Opinião

A hora do anjo

27 de dezembro de 2018 às 09h49 Por Heron Cid
Capela de Santo Antônio, antes de virar Paróquia, ser reformada e perder sua arquitetura original

Marizópolis (PB) – Adolescente, navegava na imaginação pelas ondas do rádio e se transportava para mundos distantes cada vez que sintonizava uma frequência desconhecida nas madrugadas.

Por essas horas, a propagação é mais forte e o AM atravessa estados e até continentes. Mas até aí, era algo muito particular. A timidez preservava aquelas divagações para poucos, para não dizer ninguém.

E, então, por que e como o neto da vizinha, do nada, numa de suas visitas a avó, parou, sem motivo aparente, na calçada e atirou à queima roupa uma pergunta direta?

– Quer apresentar “A Hora do Anjo” na próxima semana? A moça que faz comigo vai precisar viajar…

“A Hora do Anjo” era um programete de meia hora, no máximo, veiculado todos os dias no serviço de alto falantes da então Paróquia de Santo Antônio, a Igreja Católica, bem na frente da minha casa, na Rua Ana Rocha, número 18.

Por aquelas cornetas eu decorei as músicas do Padre Zezinho e dos Cantores de Deus. Acordava às cinco da manhã com as canções tocando quase dentro do quarto e findava o dia entre o pôr do sol e as belas melodias dos vinis propagadas pela pequena difusora instalada por trás do altar.

Meio sem jeito, intimidado a dizer não e o coração pedindo sim, aceitei o inusitado convite. Depois, não dormi direito os próximos dias, ansioso para o grande dia. Como seria? Eu conseguiria abrir a boca? Leria direito? Quem estaria lá na hora? Por quem eu seria visto? O que poderia fazer de diferente das outras duplas que semanalmente se revezavam na responsabilidade de levar o programa ao ar?

Para isso, a pequena máquina de datilografia foi uma aliada. Em casa, comecei a montar um roteiro (mesmo sem ter noção do que era um script), redigir a abertura e os quadros. Pois é, em vez de apenas um ritual de leituras de oração, eu pensava que era possível inserir notícias, curiosidades e as datas comemorativas.

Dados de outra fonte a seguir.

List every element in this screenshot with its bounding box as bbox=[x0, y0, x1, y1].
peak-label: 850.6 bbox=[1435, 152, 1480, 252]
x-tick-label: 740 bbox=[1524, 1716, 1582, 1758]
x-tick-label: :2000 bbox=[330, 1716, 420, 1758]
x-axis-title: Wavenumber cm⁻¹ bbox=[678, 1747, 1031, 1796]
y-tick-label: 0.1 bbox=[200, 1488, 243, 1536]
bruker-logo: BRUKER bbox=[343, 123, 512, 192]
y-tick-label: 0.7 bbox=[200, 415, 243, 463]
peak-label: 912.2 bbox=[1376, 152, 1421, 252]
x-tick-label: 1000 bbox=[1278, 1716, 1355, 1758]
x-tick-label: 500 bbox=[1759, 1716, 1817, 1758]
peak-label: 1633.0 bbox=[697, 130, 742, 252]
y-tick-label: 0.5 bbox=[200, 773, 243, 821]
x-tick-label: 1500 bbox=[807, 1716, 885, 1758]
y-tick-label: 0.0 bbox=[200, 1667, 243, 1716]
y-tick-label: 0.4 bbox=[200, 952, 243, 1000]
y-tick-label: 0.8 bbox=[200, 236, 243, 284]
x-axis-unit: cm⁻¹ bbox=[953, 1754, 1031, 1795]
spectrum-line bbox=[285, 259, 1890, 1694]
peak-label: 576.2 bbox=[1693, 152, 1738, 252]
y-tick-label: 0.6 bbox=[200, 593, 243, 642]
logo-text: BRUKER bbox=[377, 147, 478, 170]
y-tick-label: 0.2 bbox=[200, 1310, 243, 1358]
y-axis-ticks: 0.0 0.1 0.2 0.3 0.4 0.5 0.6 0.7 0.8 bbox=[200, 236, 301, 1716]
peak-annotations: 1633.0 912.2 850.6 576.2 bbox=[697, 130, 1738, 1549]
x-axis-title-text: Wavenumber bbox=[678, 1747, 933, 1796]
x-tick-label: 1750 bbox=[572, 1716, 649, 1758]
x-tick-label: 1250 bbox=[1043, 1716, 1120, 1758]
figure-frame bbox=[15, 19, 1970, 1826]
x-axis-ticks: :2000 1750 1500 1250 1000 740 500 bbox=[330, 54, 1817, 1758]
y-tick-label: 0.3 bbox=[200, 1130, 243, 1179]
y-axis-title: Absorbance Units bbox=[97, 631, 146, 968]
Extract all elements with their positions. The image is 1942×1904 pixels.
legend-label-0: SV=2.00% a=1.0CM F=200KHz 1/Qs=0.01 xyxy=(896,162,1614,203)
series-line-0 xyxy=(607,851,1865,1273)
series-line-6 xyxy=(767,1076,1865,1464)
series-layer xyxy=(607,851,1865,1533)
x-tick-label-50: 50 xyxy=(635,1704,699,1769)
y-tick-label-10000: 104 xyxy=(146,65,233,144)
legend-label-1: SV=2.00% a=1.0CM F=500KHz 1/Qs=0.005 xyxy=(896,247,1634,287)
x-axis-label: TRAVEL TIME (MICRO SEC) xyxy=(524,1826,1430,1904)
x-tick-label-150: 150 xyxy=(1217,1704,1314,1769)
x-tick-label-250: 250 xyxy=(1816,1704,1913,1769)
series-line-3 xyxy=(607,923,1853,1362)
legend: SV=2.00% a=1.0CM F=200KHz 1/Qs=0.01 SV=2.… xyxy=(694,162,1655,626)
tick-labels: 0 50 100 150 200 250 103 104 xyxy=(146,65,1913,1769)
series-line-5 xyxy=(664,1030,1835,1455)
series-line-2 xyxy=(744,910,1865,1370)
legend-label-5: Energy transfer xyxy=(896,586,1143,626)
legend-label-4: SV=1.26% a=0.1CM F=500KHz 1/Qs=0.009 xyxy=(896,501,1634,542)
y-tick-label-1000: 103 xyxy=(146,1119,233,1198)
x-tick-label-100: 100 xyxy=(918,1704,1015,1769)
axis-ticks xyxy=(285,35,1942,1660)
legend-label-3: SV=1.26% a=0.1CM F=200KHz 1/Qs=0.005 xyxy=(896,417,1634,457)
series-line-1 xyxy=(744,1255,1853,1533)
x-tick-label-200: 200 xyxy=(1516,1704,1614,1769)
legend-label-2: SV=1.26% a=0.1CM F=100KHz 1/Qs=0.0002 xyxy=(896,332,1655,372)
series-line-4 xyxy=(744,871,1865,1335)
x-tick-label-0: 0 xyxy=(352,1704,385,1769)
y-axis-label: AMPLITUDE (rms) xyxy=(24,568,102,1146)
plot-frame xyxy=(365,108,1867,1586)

E assim fiz, certo de que contaria com a benevolência e compreensão do autor do convite. Ele era o titular do horário e candidato a seminarista, portanto, enfronhado na Igreja. Bem diferente de mim, literalmente um mero ouvinte das missas, atividades e programas, apesar de morar no “quintal” da capela que mais tarde viria ser elevada à paróquia. E não é que contei.

Com muito sacrifício, quase pânico, consegui ler e superar a primeira etapa do medo. O bicho ‘microfone’ começava a ser domado. “A Hora do Anjo” nesses dias ficou parecendo os programas de rádio de Sousa, com timbre de locutor e direito até a manchetes. Uma distorção total do estilo comedido e religioso concebido pelas freiras. E não fui censurado. Talvez por misericórdia. Pelo menos pra mim, deu certo.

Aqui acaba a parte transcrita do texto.